Though I like to think of myself as being complex and tend to assume that everything I experience is unique to me, I’m really not all that complicated. Like everyone else, I have needs that must be met. I hurt and seek comfort. I get weary and need rest. I make mistakes and need help, but most importantly, I am utterly dependent upon God for everything. Normally, this fact brings me indescribable joy and peace, but sometimes, I get fussy. When things aren’t going the way I think they should, I trick myself into thinking that just because I don’t understand what God is doing, He must not understand me. Not true.
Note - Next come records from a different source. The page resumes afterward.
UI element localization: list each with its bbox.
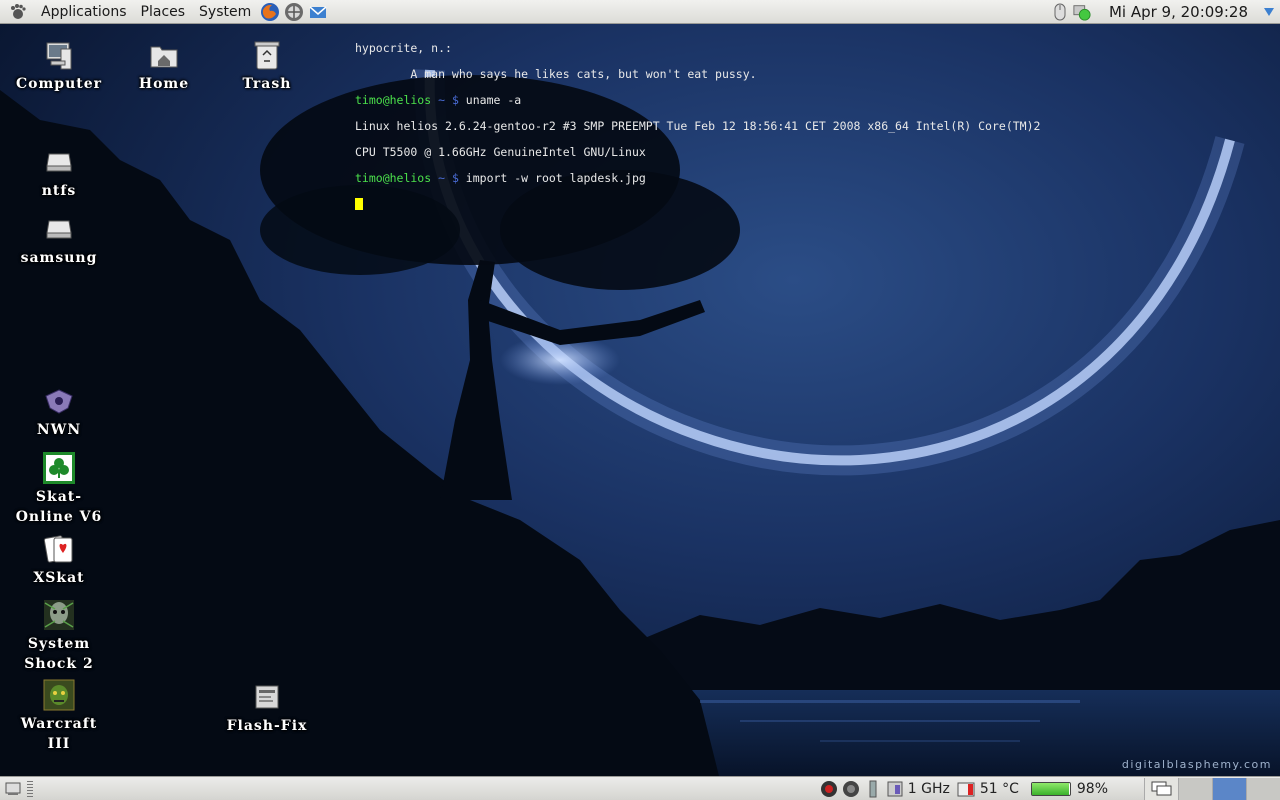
mail-icon[interactable] xyxy=(307,1,329,23)
workspace-1[interactable] xyxy=(1144,777,1178,800)
nwn-desktop-icon[interactable]: NWN xyxy=(4,384,114,440)
script-icon xyxy=(250,680,284,714)
skat-online-desktop-icon[interactable]: Skat- Online V6 xyxy=(4,451,114,527)
cpufreq-applet-icon[interactable] xyxy=(841,779,861,799)
game-icon xyxy=(42,678,76,712)
cpu-frequency-text: 1 GHz xyxy=(907,780,950,797)
command-1: uname -a xyxy=(465,93,522,107)
output-line-1: Linux helios 2.6.24-gentoo-r2 #3 SMP PRE… xyxy=(355,119,1041,133)
battery-icon[interactable] xyxy=(1030,781,1071,796)
panel-drag-handle[interactable] xyxy=(27,780,33,797)
warcraft-label-line2: III xyxy=(47,736,71,752)
prompt-line-2: timo@helios ~ $ import -w root lapdesk.j… xyxy=(355,172,1255,185)
prompt-line-1: timo@helios ~ $ uname -a xyxy=(355,94,1255,107)
cursor-line xyxy=(355,198,1255,211)
cards-icon xyxy=(42,532,76,566)
warcraft-label-line1: Warcraft xyxy=(20,716,98,732)
cpufreq-applet-icon[interactable] xyxy=(819,779,839,799)
temperature-text: 51 °C xyxy=(979,780,1019,797)
network-status-icon[interactable] xyxy=(1073,3,1091,21)
home-folder-icon xyxy=(147,38,181,72)
top-panel: Applications Places System Mi Apr 9, 20:… xyxy=(0,0,1280,24)
samsung-drive-desktop-icon[interactable]: samsung xyxy=(4,212,114,268)
battery-fill xyxy=(1031,782,1070,795)
skat-online-label-line1: Skat- xyxy=(35,489,83,505)
trash-icon xyxy=(250,38,284,72)
command-2: import -w root lapdesk.jpg xyxy=(465,171,646,185)
ntfs-drive-desktop-icon[interactable]: ntfs xyxy=(4,145,114,201)
system-menu[interactable]: System xyxy=(192,0,258,24)
workspace-4[interactable] xyxy=(1246,777,1280,800)
nwn-label: NWN xyxy=(36,422,82,438)
computer-icon xyxy=(42,38,76,72)
applications-menu[interactable]: Applications xyxy=(34,0,134,24)
clover-icon xyxy=(42,451,76,485)
drive-icon xyxy=(42,212,76,246)
bottom-panel: 1 GHz 51 °C 98% xyxy=(0,776,1280,800)
mouse-tray-icon[interactable] xyxy=(1051,3,1069,21)
workspace-switcher xyxy=(1144,777,1280,800)
flash-fix-label: Flash-Fix xyxy=(226,718,308,734)
warcraft-desktop-icon[interactable]: Warcraft III xyxy=(4,678,114,754)
wallpaper-watermark: digitalblasphemy.com xyxy=(1121,758,1272,771)
cpu-chip-icon[interactable] xyxy=(885,779,905,799)
ntfs-label: ntfs xyxy=(41,183,77,199)
memory-icon[interactable] xyxy=(863,779,883,799)
thermometer-icon[interactable] xyxy=(957,779,977,799)
shutdown-icon[interactable] xyxy=(1260,3,1278,21)
system-shock-label-line1: System xyxy=(27,636,91,652)
workspace-2[interactable] xyxy=(1178,777,1212,800)
trash-label: Trash xyxy=(242,76,292,92)
home-label: Home xyxy=(138,76,190,92)
flash-fix-desktop-icon[interactable]: Flash-Fix xyxy=(212,680,322,736)
prompt-user: timo@helios xyxy=(355,171,432,185)
output-line-2: CPU T5500 @ 1.66GHz GenuineIntel GNU/Lin… xyxy=(355,145,646,159)
battery-percent-text: 98% xyxy=(1076,780,1108,797)
computer-desktop-icon[interactable]: Computer xyxy=(4,38,114,94)
xskat-label: XSkat xyxy=(33,570,85,586)
xskat-desktop-icon[interactable]: XSkat xyxy=(4,532,114,588)
terminal-cursor xyxy=(355,198,363,210)
prompt-path: ~ $ xyxy=(431,171,466,185)
trash-desktop-icon[interactable]: Trash xyxy=(212,38,322,94)
drive-icon xyxy=(42,145,76,179)
gnome-foot-icon xyxy=(8,2,28,22)
skat-online-label-line2: Online V6 xyxy=(15,509,103,525)
game-icon xyxy=(42,598,76,632)
home-desktop-icon[interactable]: Home xyxy=(109,38,219,94)
samsung-label: samsung xyxy=(20,250,98,266)
fortune-line-1: hypocrite, n.: xyxy=(355,41,452,55)
panel-clock[interactable]: Mi Apr 9, 20:09:28 xyxy=(1093,3,1258,21)
show-desktop-icon[interactable] xyxy=(3,780,23,798)
prompt-user: timo@helios xyxy=(355,93,432,107)
terminal-output[interactable]: hypocrite, n.: A man who says he likes c… xyxy=(355,29,1255,224)
fortune-line-2: A man who says he likes cats, but won't … xyxy=(355,67,757,81)
system-shock-desktop-icon[interactable]: System Shock 2 xyxy=(4,598,114,674)
network-icon[interactable] xyxy=(283,1,305,23)
places-menu[interactable]: Places xyxy=(134,0,193,24)
firefox-icon[interactable] xyxy=(259,1,281,23)
game-icon xyxy=(42,384,76,418)
prompt-path: ~ $ xyxy=(431,93,466,107)
workspace-3[interactable] xyxy=(1212,777,1246,800)
computer-label: Computer xyxy=(15,76,102,92)
system-shock-label-line2: Shock 2 xyxy=(24,656,94,672)
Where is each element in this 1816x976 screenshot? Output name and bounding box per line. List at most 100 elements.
The real trouble is that while God speaks my language, I don’t speak His. Not only does He understand exactly what I am going through, but He also knows what purpose my present circumstances and trials will serve in the future. He would probably explain it to me if He thought I could understand it or that it would do any good, but I couldn’t and it wouldn’t. Though I am growing spiritually and learning more about God every day, as a human being, I just don’t have the vocabulary or the capacity to understand things that are simple to God. So, He communicates with me on a level I can understand by way of His Holy Spirit, providing for my every need, rejoicing with me when I am happy, consoling me when I am upset, cleaning me up when I get dirty, whispering encouragement when I am confused or afraid in the form of whatever Scripture I have bothered to learn, and holding me tightly through it all. His presence is enough, and when I finally give in and let go, I realize I am in the most capable of hands.